Beware of Open Source Washing in AI


SAP users cannot avoid AI and ML either. The technologies can be used in a wide range of SAP areas, for example as predictive or analytical AI in master data analysis, the optimization of production processes and supply chains, quality control and in generative form. When using AI in business-critical areas such as SAP environments, a high degree of traceability and explainability must always be guaranteed. Companies do not want a black box for algorithms, training data or models, but an AI that also observes legal and ethical principles.
Transparency through open source
The value of proven open source strategies and technologies becomes apparent during implementation. As in software development, they stand for transparency. However, there is a risk of open source washing here, as a comparison of the core elements of open source software and open source LLMs shows. Open source software is characterized by transparent, comprehensible algorithms, visible error handling and the opportunity to drive further development with the involvement of the community. In contrast, many of the open source LLMs are usually freely available, but offer little insight into aspects such as training data, weightings, model-internal guard rails or a robust roadmap. Surprises are the order of the day.

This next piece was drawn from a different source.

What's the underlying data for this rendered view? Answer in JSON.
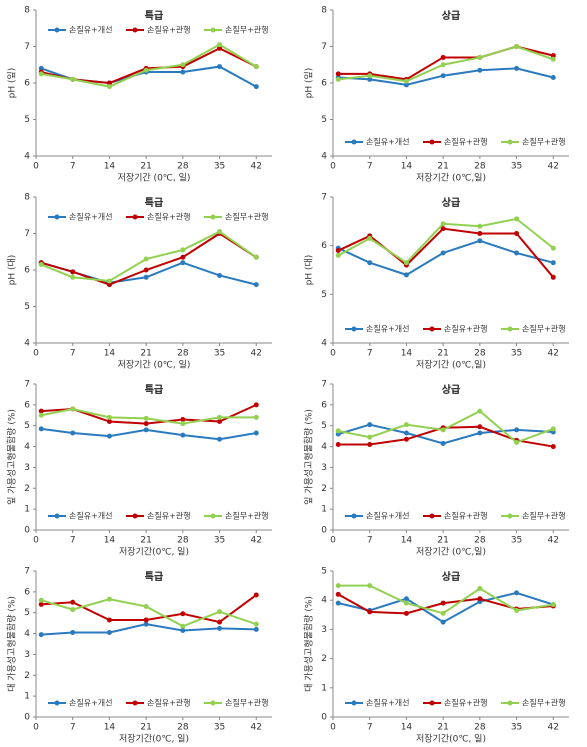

From a company perspective, traceability and data basis are fundamental, if only for liability or compliance reasons. The questions arise as to whether and which foundation model of monolithic development should be used, how the limitations and risks can be countered and what effort needs to be invested in operation, fine-tuning and monitoring. Compact and domain-specific models for an SAP user are an interesting option here, as they are easier and quicker to train for a defined area of application and can be operated and integrated in a more controlled manner.
When using generic LLMs, which offer varying degrees of openness in terms of pretraining data and usage restrictions, these models can now be extended for a specific business purpose using a different procedure. Red Hat and IBM have launched the InstructLab community project for this purpose.
It requires less data and computing resources to retrain a model. Users and, if desired, the community can continuously improve the models by "knowledge" and "skills" through upstream contributions - according to true open source principles, without generating thousands of new model variants. It is therefore possible to further strengthen a RAG process by applying the RAG technique to a model that has been coordinated with InstructLab.
Flexible and hybrid MLOps platforms
The platform used is always an important part of the AI environment. Instead of many isolated, often non-scalable sandbox environments, SAP users expect a flexible and hybrid MLOps platform for productive use, which is now available with Red Hat OpenShift AI, for example. Such a platform supports the training, provision and uniform monitoring of all AI applications in the cloud, at the edge and on-premises. AI will also play an important role in SAP environments in the future, both inside and outside SAP, integrated with each other and highly scalable.
However, due to the high regulatory requirements resulting from the GDPR or the EU's AI Act, for example, trustworthy AI is essential. An open source approach is the right basis for this, as it offers transparency, innovation and security. However, it must be genuinely open source - also with regard to the training data or AI models - and not just open source washing.